Дрова сначала зажигаются в другой печке. Там они не совсем горят, потому что им не дают воздуха. И они превращаются в генераторный газ. Он идет по трубам к той печке, где горшок. Там поддают ему кислорода или даже просто свежего воздуха. И газ этот горит жарко и прямо под горшком. И все эти порошки в горшке тают как сало на сковородке, прямо светятся от жара. Когда стекло нагревается примерно до 600 градусов, оно уже расплавилось, но еще не жидкое, а густое, как мед.

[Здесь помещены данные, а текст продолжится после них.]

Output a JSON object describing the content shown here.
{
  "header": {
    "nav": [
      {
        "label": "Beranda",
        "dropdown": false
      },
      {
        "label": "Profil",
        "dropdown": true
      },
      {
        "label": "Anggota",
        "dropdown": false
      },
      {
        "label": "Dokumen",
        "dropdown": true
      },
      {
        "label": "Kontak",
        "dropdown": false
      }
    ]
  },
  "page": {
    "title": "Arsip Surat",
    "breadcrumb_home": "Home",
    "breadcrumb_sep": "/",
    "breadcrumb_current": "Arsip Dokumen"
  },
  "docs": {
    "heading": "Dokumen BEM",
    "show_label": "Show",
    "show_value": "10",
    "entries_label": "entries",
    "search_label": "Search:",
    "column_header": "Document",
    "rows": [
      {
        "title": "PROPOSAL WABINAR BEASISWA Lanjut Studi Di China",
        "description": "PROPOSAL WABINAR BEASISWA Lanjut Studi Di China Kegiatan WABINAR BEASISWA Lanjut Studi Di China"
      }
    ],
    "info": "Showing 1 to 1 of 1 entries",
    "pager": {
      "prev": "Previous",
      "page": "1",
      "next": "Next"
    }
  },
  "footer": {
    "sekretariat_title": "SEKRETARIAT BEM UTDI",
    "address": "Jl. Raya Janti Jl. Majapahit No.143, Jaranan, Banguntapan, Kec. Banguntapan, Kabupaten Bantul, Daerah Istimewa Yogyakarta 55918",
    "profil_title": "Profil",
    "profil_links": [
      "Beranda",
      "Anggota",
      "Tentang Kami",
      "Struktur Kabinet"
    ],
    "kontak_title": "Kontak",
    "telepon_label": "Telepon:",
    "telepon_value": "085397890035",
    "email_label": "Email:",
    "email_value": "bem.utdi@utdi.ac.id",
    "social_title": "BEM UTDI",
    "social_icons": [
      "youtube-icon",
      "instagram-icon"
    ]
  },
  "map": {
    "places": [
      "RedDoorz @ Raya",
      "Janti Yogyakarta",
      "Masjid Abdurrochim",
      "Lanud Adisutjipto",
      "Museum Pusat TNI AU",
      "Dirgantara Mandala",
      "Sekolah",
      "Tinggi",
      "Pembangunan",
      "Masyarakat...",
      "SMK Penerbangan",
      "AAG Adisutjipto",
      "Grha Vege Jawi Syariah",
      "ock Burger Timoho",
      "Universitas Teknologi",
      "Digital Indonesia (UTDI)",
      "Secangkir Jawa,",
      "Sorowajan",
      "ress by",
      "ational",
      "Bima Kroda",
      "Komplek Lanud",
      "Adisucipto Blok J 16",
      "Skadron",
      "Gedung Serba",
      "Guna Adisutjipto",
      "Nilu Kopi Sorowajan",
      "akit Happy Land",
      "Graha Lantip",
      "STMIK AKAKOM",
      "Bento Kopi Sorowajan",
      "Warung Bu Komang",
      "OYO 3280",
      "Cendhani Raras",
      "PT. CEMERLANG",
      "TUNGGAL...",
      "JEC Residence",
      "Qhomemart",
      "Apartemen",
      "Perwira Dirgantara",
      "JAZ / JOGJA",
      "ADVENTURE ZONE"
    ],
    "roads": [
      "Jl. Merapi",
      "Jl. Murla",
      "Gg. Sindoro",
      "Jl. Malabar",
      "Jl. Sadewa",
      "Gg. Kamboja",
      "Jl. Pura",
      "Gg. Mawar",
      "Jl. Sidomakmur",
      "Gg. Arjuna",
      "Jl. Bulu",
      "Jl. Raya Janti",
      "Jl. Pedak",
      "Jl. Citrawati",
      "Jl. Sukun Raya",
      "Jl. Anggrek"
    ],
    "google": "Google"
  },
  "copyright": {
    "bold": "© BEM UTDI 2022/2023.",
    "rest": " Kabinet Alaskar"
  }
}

А как измерить такую температуру? Не совать же туда градусник! Он тоже расплавится. Нет, температуру измеряют по цвету и яркости свечения. Это была Юрина работа. Он смотрел на расплавленное стекло через пирометр и по цвету свечения определял – сколько градусов. Когда было 1200, стекло было уже совсем жидкое и светилось как огонь, и его уже можно было легко перемешивать. И вот тогда мастер совал в горшок палец… Не бойтесь, не свой! Это длинная железная кочерга. Она внизу загибалась. Называлась «палец». Впрочем, видели вы обыкновенную кочергу?.. Одним словом, мастер совал в горшок этот железный «палец», вынимал его, и на «пальце» оставалось немного стекла. Оно очень быстро остывало, и стеклянную эту сосульку несли к нам в лабораторию. Это уже была наша работа: измерить свойства стекла – такие ли они, какие должны быть у этого сорта. Технологи смотрят на наши результаты и решают, надо ли чего-нибудь досыпать, чтоб подправить свойства. Досыпают, размешивают, мы снова проверяем. Пока стекло не станет таким, как надо. Это еще не вся технология, но для первого раза хватит.